How to Choose Shoes for Exercising
Alicia Sabatino, CEP
- Think about what type of exercise you will participate in. Are you a runner, cyclist, or elliptical enthusiast? Do you spend more time doing weight training or HIIT? There are a ton of different shoes types out there from running and walking shoes, court sport shoes, cross training shoes, and so on. Depending on your routine, you may consider multiple shoe types. Different shoe types suit different activity styles. For example, shoes suitable for weight lifting are not ideal for long runs.
- Analyze an old pair of shoes to see where the wear pattern is. This will allow you to see where your foot pressure is emphasized.
- If the inner side of your shoe is more worn this may indicate that you over pronate your foot (foot falls inwards). Overpronators often have flat feet or low arches that place most of the impact on the inner side of your foot. When not supported properly injury may occur.
- If the wear pattern is on the outside of the shoe you may under pronate (foot turns out). This type of wear is often associated with rigid, high arch feet. This type of movement causes increased strain on the ankle and lower leg which can lead to orthopedic problems.
- If the wear pattern is even, your foot pronates normally. This is the most efficient movement of which your foot creates even weight distribution and force absorption. These indicators are helpful in choosing the proper shoe for you.

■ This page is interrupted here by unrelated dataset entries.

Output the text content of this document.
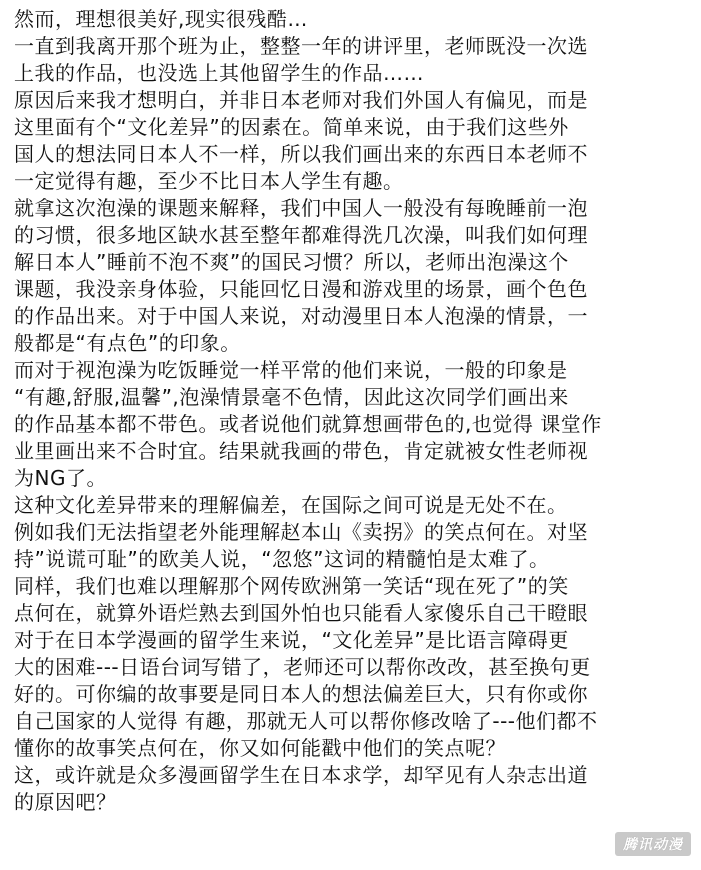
然而，理想很美好,现实很残酷…
一直到我离开那个班为止，整整一年的讲评里，老师既没一次选
上我的作品，也没选上其他留学生的作品……
原因后来我才想明白，并非日本老师对我们外国人有偏见，而是
这里面有个“文化差异”的因素在。简单来说，由于我们这些外
国人的想法同日本人不一样，所以我们画出来的东西日本老师不
一定觉得有趣，至少不比日本人学生有趣。
就拿这次泡澡的课题来解释，我们中国人一般没有每晚睡前一泡
的习惯，很多地区缺水甚至整年都难得洗几次澡，叫我们如何理
解日本人”睡前不泡不爽”的国民习惯？所以，老师出泡澡这个
课题，我没亲身体验，只能回忆日漫和游戏里的场景，画个色色
的作品出来。对于中国人来说，对动漫里日本人泡澡的情景，一
般都是“有点色”的印象。
而对于视泡澡为吃饭睡觉一样平常的他们来说，一般的印象是
“有趣,舒服,温馨”,泡澡情景毫不色情，因此这次同学们画出来
的作品基本都不带色。或者说他们就算想画带色的,也觉得 课堂作
业里画出来不合时宜。结果就我画的带色，肯定就被女性老师视
为NG了。
这种文化差异带来的理解偏差，在国际之间可说是无处不在。
例如我们无法指望老外能理解赵本山《卖拐》的笑点何在。对坚
持”说谎可耻”的欧美人说，“忽悠”这词的精髓怕是太难了。
同样，我们也难以理解那个网传欧洲第一笑话“现在死了”的笑
点何在，就算外语烂熟去到国外怕也只能看人家傻乐自己干瞪眼
对于在日本学漫画的留学生来说，“文化差异”是比语言障碍更
大的困难---日语台词写错了，老师还可以帮你改改，甚至换句更
好的。可你编的故事要是同日本人的想法偏差巨大，只有你或你
自己国家的人觉得 有趣，那就无人可以帮你修改啥了---他们都不
懂你的故事笑点何在，你又如何能戳中他们的笑点呢？
这，或许就是众多漫画留学生在日本求学，却罕见有人杂志出道
的原因吧？
腾讯动漫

Running Shoe Styles for Each Foot Type
- Neutral: These are optimal for those who have normal pronation or a neutral foot. This shoe provides gentle arch support with high density foam to provide rear foot stability and forefoot flex
- Stability Shoes: These shoes are optimal for those with mild to moderate pronation. They provide more stability to control pronation often with guide rails to control side to side motion. Not as rigid as motion control shoes
- Motion Control Shoes: Ideal for those with moderate to severe over pronation. These shoes have special construction for extra rigidity at the arch and midsole area and stiffer heel to help prevent the foot from falling inward too much.
- Cushioning Shoes: These are best for those who under pronate or supinate the foot. Due to the foot already being highly rigid, the shoe provides optimal cushion and minimal rigidity
- Consider shopping at a quality running store and have your feet analyzed. These types of stores generally offer free gait and foot pressure pattern analysis to give you guidance on optimal shoes for your body and exercise style. The staff at these stores are generally very knowledgeable about the various shoes out and will help you through the process in figuring out the best fit for you. Be patient in the process!
- Keep up with replacing your shoes. If you continue to wear shoes that have lost their force absorption ability, your joints end up taking on the brunt of the load. This can lead to pain and excessive overload on your joints like your ankles, knees, and hips. It is recommended to replace your running shoes every 300- 500 miles or every 6 months. Often orthopedic issues stem from the feet!
Shoe Shopping Tips
- Shop later in the day to allow for your foot’s natural swelling that occurs during the day.
- Try on BOTH shoes and walk /jog around the store. Our feet are sometimes different so it’s important to make sure the shoes feel good on both feet.
- Allow room between your big toe and the end of the shoe (about a thumbnail width). You should be able to wiggle your toes but still feel snug.
- Make sure you wear your socks, orthotics or anything else that you might typically wear while running to mimic what it will feel like when you’re not in the store.
- Keep in mind that every brand is different so find one that fits right and feels comfortable to you! Just because a shoe sounds good on paper doesn’t mean it’s going to feel good for you personally.